Consisting of food recipes of spicy, salty and sour nature. Vegetables like onions, garlic and spicy or sour preparations like ketchup and vinegar have rajasik qualities. Wines, pickles, meat- especially red meat, and stimulating drinks like coffee and tea, and all types of alcoholic drinks are rajasik in nature. These foods aggravate Pitta and Vata and increase restlessness, anger and irritability. Some rajasik-type foods, if vegetarian and taken in moderation by Kapha types can be energizing.

Tamasik diet

This diet is comprised of stale, over-heated, oily, heavy to digest, canned meat and fish products containing lots of preservatives as well as large quantities of cold pasteurized dairy products like milk and yogurt. These foods increase Kapha and lethargy, ignorance and apathy. Frozen and preserved foods as well as hybrid foods also increase the tamasik quality.

To summarize, we can see that diet plays a vital role in maintaining good health and in the prevention and cure of disease. In Srimad Bhagavad Gita, Lord Krishna has compared Himself with the digestive fire, which assimilates and digests all the four types of food in order to maintain life.

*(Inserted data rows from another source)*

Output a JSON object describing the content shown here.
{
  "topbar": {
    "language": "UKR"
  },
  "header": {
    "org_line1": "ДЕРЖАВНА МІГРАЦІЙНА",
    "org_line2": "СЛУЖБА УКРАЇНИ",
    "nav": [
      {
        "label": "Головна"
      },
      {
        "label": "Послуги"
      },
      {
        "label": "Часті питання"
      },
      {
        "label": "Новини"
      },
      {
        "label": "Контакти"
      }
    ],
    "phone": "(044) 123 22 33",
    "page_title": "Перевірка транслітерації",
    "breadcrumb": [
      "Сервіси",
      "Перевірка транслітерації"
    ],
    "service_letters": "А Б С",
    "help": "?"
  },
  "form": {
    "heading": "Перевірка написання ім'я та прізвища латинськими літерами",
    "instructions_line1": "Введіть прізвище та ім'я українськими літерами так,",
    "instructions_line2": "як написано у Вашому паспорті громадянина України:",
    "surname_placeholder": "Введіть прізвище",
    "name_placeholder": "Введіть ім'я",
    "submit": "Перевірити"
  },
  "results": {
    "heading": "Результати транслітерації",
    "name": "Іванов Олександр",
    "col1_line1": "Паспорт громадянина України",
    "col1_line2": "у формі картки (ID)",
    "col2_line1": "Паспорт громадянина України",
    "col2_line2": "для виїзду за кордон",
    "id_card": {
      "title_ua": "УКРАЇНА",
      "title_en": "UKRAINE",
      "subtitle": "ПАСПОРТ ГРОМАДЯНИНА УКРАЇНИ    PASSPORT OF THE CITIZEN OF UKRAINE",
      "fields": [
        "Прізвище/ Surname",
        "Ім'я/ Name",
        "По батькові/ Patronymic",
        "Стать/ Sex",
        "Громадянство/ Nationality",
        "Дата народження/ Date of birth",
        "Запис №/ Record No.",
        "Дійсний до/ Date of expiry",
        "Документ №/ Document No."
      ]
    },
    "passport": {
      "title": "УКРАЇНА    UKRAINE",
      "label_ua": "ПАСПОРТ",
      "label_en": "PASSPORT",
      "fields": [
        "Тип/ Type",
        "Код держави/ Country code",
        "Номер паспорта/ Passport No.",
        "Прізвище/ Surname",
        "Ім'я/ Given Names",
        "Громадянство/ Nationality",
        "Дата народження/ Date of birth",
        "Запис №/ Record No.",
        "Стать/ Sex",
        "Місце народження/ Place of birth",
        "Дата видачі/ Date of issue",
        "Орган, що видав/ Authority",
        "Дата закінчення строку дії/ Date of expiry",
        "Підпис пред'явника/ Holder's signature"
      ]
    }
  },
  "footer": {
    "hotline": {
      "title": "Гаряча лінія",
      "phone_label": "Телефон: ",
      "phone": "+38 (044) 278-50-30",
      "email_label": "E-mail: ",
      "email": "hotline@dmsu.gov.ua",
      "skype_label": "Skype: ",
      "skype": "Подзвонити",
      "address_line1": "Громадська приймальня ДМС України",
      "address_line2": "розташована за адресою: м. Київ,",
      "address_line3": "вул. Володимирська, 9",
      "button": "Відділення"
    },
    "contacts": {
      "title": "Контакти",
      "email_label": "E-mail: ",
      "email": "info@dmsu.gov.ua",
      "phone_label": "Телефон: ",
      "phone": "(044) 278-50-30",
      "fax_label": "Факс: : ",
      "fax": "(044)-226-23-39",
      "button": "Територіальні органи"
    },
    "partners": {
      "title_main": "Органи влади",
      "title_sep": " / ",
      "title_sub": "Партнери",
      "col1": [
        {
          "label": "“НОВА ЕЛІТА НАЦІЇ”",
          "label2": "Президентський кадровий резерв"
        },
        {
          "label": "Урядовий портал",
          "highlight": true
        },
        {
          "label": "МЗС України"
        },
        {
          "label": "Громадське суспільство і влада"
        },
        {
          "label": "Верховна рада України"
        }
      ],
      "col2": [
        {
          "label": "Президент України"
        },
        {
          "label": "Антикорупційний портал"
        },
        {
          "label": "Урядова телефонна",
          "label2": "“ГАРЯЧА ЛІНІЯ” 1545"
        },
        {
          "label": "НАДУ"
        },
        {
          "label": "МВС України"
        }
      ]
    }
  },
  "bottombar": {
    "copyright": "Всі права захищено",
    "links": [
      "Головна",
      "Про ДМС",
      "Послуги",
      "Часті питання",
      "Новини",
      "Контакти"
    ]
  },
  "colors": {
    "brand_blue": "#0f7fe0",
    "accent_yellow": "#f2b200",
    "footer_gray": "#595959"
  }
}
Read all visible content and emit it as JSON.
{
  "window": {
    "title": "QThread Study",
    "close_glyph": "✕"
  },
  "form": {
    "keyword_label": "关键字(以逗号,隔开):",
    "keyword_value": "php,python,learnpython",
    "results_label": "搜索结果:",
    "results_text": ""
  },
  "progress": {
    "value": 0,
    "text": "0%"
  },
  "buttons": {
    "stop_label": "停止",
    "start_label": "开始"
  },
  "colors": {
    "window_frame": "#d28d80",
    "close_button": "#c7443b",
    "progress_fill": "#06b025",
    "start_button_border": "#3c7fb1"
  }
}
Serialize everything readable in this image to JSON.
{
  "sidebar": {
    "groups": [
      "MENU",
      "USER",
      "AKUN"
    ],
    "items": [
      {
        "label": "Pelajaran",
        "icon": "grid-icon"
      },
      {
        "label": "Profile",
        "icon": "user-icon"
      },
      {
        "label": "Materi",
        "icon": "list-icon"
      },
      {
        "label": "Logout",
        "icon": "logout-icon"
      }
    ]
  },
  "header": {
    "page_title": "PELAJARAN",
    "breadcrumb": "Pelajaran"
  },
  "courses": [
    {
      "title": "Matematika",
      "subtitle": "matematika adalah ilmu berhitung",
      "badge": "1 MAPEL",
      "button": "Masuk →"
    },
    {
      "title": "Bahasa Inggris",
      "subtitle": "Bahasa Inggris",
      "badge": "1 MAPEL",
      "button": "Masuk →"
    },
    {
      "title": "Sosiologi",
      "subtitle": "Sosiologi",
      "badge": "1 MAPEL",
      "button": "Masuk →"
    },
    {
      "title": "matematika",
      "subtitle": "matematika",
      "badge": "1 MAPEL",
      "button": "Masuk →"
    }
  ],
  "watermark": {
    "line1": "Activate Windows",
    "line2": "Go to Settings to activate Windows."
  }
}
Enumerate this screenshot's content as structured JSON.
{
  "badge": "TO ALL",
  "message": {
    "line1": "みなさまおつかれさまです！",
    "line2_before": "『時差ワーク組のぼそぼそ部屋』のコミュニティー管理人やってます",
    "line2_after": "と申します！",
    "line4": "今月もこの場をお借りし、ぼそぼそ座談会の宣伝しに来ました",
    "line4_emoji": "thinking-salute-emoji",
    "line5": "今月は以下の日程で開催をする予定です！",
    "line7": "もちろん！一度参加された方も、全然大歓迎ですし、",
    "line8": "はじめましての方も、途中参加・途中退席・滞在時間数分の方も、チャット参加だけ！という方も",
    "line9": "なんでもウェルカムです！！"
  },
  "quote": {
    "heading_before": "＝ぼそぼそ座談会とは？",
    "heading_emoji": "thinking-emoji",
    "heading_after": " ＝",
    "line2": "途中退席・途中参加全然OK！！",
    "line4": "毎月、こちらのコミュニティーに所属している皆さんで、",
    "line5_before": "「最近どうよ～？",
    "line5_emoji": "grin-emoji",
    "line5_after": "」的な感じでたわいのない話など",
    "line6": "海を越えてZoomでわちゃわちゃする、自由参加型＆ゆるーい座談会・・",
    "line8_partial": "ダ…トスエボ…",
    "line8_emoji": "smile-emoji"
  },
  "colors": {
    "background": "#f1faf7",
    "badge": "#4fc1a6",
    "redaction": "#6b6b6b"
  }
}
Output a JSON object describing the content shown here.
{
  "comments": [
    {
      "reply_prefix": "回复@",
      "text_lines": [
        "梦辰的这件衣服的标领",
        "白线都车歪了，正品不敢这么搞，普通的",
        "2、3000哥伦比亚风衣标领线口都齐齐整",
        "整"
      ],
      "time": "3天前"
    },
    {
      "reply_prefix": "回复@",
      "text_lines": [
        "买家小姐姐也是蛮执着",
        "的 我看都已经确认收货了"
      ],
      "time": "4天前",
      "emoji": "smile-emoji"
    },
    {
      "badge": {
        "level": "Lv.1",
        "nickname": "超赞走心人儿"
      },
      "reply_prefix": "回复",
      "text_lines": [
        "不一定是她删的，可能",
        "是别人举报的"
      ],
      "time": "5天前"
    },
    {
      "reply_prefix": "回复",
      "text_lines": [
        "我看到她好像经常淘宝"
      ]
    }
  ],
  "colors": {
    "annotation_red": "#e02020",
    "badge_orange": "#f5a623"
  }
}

Although diet is an important healing modality in Ayurveda, there are no one-size-fits-all rules. You are unique in your constitutional make-up (prakriti) and your current needs for balance (vikriti); thus, your dietary needs are unique too. You won’t find pre-set body weights by age and gender or calorie counting instructions in ayurvedic dietary theory. What you will find are recommendations to really listen to what your physiology is telling you about what, where, when and how you eat. You’ll find instructions to include the six different tastes–sweet, sour, salty, bitter, pungent and astringent–at every meal, favoring those tastes that are suited to your current needs and incorporating lesser amounts of the rest. Including different tastes at each meal reduces cravings and balances appetite and digestion naturally

Food influences not only physical activities, but also psychological activities. The digestive fire requires food to maintain constant activity. However, improper, excessive, heavy, and cold food can extinguish this fire and produce endotoxic substances called Ama. Therefore, care should be taken before consuming any food item in order to maintain the digestive capacity.

The ayurvedic way of cooking is about bringing together a harmonious collection of fresh wholesome ingredients into a feast for all your senses. In a well-prepared ayurvedic meal, a medley of tastes, textures, colors, aromas and flavors blend together to restore balance to your body, mind, spirit, senses and emotions.